I have a large tomato clown, I love her, and she and her buddy yellow tang mess around all day in my 90 gallon mainly LPS reef tank. I have no problems, but does anyone who owns/owned them notice the noise they make while eating? It sounds like bones breaking, or like glass cracking noise. AT night when I cut up some squid or whathave u for my corals, I give him a piece too, and it is frozen food, but I thoroughly thaw the squid prior to cutting and feeding. But every time I feed the tank, I panic thinking my glass is breaking, and low and behold he makes the noise when eating meaty foods.. I am amazed.. just wondering if I have a oddball or is this the norm? I mean he has teeth but not trigger or puffer beaks.


----------



## nismo driver (Jan 27, 2004)

hmm never noticed, my tank is kind of on the noisy side though and clowns are small

that is part of what i love about the hobby all the little things you experiance when you check things out. it like a live nature show 24/7 in your own home..


----------



## redbellyman21 (Jun 27, 2004)

nismo driver said:


> hmm never noticed, my tank is kind of on the noisy side though and clowns are small
> 
> that is part of what i love about the hobby all the little things you experiance when you check things out. it like a live nature show 24/7 in your own home..

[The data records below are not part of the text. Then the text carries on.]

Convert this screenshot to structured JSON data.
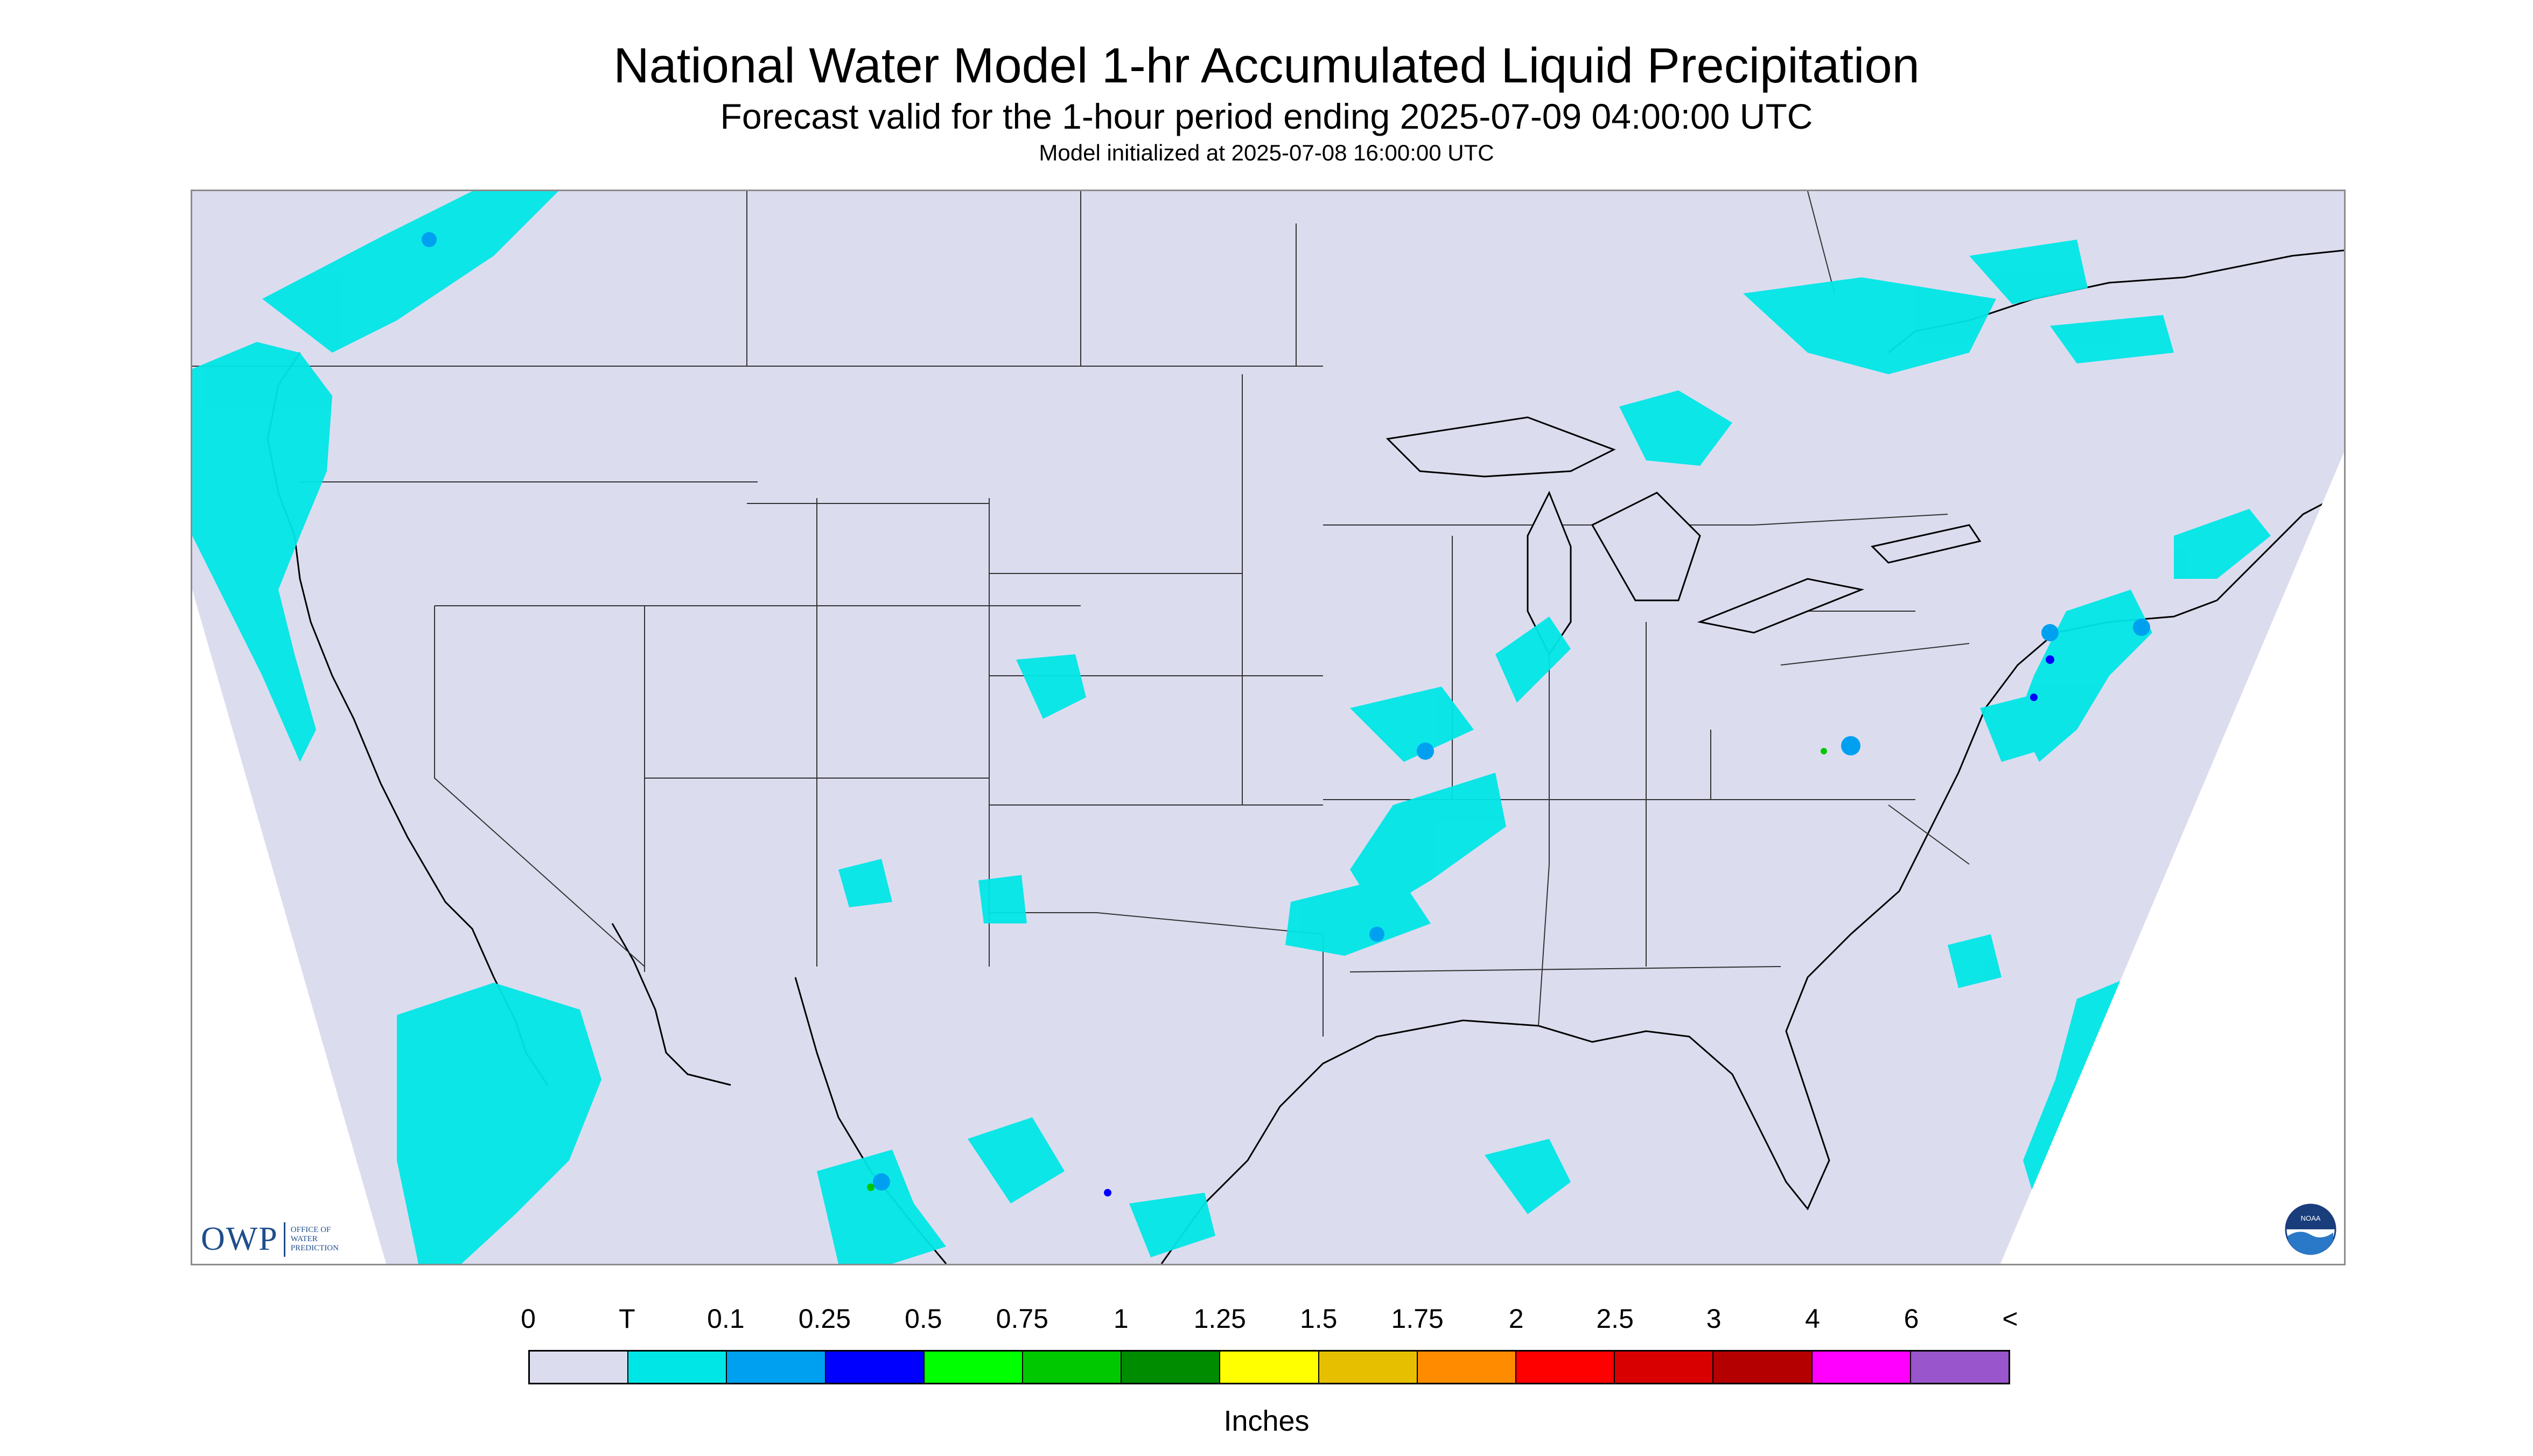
{
  "header": {
    "title": "National Water Model 1-hr Accumulated Liquid Precipitation",
    "subtitle": "Forecast valid for the 1-hour period ending 2025-07-09 04:00:00 UTC",
    "init": "Model initialized at 2025-07-08 16:00:00 UTC"
  },
  "legend": {
    "tick_labels": [
      "0",
      "T",
      "0.1",
      "0.25",
      "0.5",
      "0.75",
      "1",
      "1.25",
      "1.5",
      "1.75",
      "2",
      "2.5",
      "3",
      "4",
      "6",
      "<"
    ],
    "colors": [
      "#dcdcef",
      "#00e6e6",
      "#00a0f0",
      "#0000ff",
      "#00ff00",
      "#00c800",
      "#008c00",
      "#ffff00",
      "#e6c000",
      "#ff8c00",
      "#ff0000",
      "#d80000",
      "#b40000",
      "#ff00ff",
      "#9955cc"
    ],
    "units": "Inches"
  },
  "logos": {
    "owp_text": "OWP",
    "owp_subtext": [
      "OFFICE OF",
      "WATER",
      "PREDICTION"
    ],
    "noaa_text": "NOAA"
  },
  "map": {
    "background_color": "#dcdcef",
    "precip_colors": {
      "trace": "#00e6e6",
      "light": "#00a0f0",
      "moderate": "#0000ff",
      "heavy": "#00c800"
    }
  }
}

yeah a natural omfg I think my tank is cracking... lol yeah I am impressed with his jaw power, dunno if it is shared in all clowns, cause he does have some nice teethers...


----------



## redbellyman21 (Jun 27, 2004)

http://redbellyman.blogspot.com/ I posted a mini vid there


----------



## nismo driver (Jan 27, 2004)

wow that is loud


----------



## Puff (Feb 14, 2005)

i only have a couple of small frags and a few CUC in my tank right now and i can stare at it for hours. i cant wait until i add some fish!


----------



## redbellyman21 (Jun 27, 2004)

nismo driver said:


> wow that is loud


I am telling u that is from a crappy digi camera mic, I need a underwater mic, it is like a mantis shrimp...


----------



## welsher7 (Jul 29, 2005)

most clowns are able to produce noise. I think they use it a warning in the wild.


----------



## Puff (Feb 14, 2005)

welsher7 said:


> most clowns are able to produce noise. I think they use it a warning in the wild.


it must be telling him, "STAY THE F*CK BACK FROM MY FOOD!"


----------



## redbellyman21 (Jun 27, 2004)

yeah thats it, stay away from my food! lol to bad the noise is usually the loudest when he is by himself, and the yellow tang cant eat squid anyway his mouth is retarded, and by retarded I mean algae eater


----------